Let $\mathcal B=\mathcal B_{k,n,p}$ be a random collection of $k$-subsets of $[n]$ where each possible set is present independently with probability $p$. Let $\cal E_{\mathcal B}$ be the event that $\mathcal B$ defines the set of bases of a matroid. We prove that If $p= 1-\frac{c_n}{(k(n-k)\binom nk)^{1/2}}$ where $0\leq c_n\leq \infty$, then \[ \lim_{n\to\infty}\Pr[\cal E_{\cal B}\mid |\cal B|\geq2]=\begin{cases}1&c_n\to0.\\e^{-c^2/2}&c_n\to c.\\0&c_n\to \infty.\end{cases}\] In addition, we identify a condition preventing the occurence of $\cal E_{\cal B}$ and prove a hitting time version for the occurence of $\cal B$. We also prove that when $\cal E_{\mathcal B}$ occurs, $\mathcal B$ defines a sparse paving matroid w.h.p. In addition, study a greedy algorithm that produces a random matroid defined by a collection of hyperplanes. We use this to improve the estimates in \cite{HPV} on $\log m(n,k),\log p(n,k), \log s(n,k)$ where $ m(n, k), p(n, k), s(n, k)$ denote the number of matroids, paving matroids, and sparse paving matroids (respectively) of rank $k$ on $[n]$. Our improvement lies in that we can deal with $k$ growing slowly with $n$ as opposed to $k=O(1)$ in \cite{HPV}. More generally, we obtain estimates for the number of matchings in nearly-regular hypergraphs with small codegree, which may be of independent interest.

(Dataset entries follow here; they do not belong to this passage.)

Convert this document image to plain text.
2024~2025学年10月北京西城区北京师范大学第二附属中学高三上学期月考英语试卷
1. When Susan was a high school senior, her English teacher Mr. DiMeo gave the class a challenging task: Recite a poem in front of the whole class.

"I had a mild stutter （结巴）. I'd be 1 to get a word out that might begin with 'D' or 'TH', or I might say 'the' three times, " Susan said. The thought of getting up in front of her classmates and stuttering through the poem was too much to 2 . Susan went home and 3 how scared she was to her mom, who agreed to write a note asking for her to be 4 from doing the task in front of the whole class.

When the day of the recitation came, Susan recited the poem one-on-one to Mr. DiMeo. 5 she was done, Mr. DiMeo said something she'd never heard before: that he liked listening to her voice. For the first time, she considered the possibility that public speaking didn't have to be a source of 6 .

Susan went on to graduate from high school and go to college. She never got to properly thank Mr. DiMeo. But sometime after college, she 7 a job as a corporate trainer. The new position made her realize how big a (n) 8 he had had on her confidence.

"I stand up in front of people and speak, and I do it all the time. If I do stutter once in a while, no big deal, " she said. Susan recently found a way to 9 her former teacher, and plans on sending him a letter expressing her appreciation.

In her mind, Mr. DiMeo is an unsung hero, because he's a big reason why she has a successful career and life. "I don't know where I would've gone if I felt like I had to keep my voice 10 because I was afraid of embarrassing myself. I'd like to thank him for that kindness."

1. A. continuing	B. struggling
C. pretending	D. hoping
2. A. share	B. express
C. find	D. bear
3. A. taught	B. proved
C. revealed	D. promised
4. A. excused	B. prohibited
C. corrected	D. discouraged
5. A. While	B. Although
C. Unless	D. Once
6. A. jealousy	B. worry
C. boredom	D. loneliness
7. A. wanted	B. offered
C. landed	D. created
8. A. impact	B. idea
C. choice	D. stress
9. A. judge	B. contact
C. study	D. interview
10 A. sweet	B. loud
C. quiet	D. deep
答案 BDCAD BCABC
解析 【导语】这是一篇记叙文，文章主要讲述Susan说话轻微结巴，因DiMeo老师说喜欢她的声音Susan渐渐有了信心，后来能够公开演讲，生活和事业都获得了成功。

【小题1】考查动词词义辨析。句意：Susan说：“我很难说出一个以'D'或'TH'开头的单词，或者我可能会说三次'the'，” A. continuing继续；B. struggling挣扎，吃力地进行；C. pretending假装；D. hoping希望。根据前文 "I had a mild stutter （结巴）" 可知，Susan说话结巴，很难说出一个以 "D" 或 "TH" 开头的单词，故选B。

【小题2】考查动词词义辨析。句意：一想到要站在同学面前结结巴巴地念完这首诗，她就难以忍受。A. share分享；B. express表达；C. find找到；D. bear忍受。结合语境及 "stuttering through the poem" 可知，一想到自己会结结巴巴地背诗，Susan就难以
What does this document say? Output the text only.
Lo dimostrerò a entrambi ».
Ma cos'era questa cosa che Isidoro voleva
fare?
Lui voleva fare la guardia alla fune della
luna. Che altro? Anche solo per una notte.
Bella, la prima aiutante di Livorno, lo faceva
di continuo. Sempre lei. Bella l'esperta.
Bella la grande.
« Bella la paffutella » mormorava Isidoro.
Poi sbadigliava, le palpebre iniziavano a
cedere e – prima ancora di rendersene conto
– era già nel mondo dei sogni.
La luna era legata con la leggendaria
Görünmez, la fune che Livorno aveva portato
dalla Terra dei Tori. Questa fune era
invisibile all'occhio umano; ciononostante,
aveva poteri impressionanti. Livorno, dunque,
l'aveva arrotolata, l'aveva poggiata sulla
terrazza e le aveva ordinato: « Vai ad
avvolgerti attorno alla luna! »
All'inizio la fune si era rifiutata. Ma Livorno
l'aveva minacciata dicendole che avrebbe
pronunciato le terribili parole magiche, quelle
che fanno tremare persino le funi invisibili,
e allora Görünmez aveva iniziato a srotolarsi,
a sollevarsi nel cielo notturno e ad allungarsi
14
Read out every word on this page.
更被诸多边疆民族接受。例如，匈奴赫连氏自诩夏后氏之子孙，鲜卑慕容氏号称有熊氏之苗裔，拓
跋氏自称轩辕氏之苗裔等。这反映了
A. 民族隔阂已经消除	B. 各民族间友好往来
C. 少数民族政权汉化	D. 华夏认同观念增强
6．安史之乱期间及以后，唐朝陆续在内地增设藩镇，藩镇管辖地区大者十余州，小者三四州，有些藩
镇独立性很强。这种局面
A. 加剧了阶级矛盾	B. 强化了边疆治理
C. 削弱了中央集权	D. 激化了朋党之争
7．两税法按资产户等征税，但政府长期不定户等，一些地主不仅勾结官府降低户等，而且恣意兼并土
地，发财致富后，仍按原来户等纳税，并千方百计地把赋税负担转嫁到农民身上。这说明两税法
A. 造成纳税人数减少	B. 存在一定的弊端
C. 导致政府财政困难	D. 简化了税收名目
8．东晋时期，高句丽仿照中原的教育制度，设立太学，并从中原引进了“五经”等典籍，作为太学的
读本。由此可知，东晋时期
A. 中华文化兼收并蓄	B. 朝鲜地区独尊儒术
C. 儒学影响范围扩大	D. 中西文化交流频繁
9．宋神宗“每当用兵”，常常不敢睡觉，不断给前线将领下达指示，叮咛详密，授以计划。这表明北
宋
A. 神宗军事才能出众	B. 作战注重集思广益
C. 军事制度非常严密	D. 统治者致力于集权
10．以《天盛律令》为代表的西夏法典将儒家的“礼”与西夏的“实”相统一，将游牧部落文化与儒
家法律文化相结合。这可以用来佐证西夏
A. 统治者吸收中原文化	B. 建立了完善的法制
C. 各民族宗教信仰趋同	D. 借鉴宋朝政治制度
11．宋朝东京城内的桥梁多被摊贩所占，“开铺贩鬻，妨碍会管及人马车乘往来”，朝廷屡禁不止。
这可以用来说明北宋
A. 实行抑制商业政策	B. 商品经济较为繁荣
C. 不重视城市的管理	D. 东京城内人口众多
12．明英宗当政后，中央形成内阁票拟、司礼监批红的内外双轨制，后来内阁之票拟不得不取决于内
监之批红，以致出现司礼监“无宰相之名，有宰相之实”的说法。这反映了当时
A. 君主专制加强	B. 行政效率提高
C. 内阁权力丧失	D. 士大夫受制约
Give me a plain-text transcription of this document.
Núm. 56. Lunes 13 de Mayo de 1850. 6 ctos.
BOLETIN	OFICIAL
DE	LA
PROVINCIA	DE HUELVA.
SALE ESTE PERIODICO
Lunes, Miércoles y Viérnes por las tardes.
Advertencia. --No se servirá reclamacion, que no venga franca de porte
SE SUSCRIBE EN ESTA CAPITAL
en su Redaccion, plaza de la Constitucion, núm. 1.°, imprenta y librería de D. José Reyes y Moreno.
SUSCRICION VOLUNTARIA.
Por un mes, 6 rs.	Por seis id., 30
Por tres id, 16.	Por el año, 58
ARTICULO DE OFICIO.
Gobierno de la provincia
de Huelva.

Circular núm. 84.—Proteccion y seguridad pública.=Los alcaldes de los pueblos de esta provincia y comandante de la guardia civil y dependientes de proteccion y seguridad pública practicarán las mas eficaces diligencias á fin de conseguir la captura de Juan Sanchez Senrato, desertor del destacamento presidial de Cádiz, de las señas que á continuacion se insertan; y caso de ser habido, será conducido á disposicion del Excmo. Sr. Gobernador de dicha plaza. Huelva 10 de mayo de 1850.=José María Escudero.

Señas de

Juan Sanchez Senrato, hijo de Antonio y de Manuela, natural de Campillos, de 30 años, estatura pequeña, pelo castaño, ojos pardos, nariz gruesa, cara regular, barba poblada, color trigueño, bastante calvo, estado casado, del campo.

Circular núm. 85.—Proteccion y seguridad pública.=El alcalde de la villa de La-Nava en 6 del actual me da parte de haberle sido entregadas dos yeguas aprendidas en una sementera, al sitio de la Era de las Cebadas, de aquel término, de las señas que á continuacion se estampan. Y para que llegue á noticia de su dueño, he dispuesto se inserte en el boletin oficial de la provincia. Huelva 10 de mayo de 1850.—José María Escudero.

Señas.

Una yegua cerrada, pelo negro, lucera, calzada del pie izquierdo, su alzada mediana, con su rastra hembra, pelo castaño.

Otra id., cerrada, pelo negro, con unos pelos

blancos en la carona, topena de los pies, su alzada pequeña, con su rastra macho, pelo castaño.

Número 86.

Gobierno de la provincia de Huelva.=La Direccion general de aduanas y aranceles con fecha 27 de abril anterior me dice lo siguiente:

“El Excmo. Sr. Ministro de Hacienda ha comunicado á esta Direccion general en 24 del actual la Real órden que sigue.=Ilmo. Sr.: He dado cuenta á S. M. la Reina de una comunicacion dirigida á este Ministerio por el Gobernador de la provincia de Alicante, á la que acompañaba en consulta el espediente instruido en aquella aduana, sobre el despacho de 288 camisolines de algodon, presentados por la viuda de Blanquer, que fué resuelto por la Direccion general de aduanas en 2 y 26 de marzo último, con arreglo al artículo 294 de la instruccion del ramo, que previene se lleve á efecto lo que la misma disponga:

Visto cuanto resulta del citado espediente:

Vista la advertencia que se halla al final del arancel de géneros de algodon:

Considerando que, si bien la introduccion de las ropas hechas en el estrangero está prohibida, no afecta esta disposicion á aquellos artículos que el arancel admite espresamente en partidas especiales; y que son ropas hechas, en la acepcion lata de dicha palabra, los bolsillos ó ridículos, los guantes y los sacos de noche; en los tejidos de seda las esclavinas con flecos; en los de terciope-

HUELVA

翻译：设 $\mathcal B=\mathcal B_{k,n,p}$ 为 $[n]$ 所有 $k$-子集的随机集合，其中每个子集以独立概率 $p$ 出现。令 $\cal E_{\mathcal B}$ 表示事件 $\mathcal B$ 定义了一个拟阵的基集。我们证明：若 $p= 1-\frac{c_n}{(k(n-k)\binom nk)^{1/2}}$，其中 $0\leq c_n\leq \infty$，则 \[ \lim_{n\to\infty}\Pr[\cal E_{\cal B}\mid |\cal B|\geq2]=\begin{cases}1&c_n\to0.\\e^{-c^2/2}&c_n\to c.\\0&c_n\to \infty.\end{cases}\] 此外，我们识别了阻止 $\cal E_{\cal B}$ 发生的条件，并证明了 $\cal B$ 发生的击时版本。我们还证明，当 $\cal E_{\mathcal B}$ 发生时，$\mathcal B$ 以高概率定义了一个稀疏铺砌拟阵。进一步，我们研究了一种由超平面集合定义随机拟阵的贪心算法，并用其改进 \cite{HPV} 中关于 $\log m(n,k),\log p(n,k), \log s(n,k)$ 的估计，其中 $m(n, k), p(n, k), s(n, k)$ 分别表示 $[n]$ 上秩为 $k$ 的拟阵、铺砌拟阵和稀疏铺砌拟阵的个数。我们的改进在于能够处理 $k$ 随 $n$ 缓慢增长的情形，而 \cite{HPV} 中仅适用于 $k=O(1)$。更一般地，我们获得了小余度近正则超图中匹配数的估计，该结果可能具有独立意义。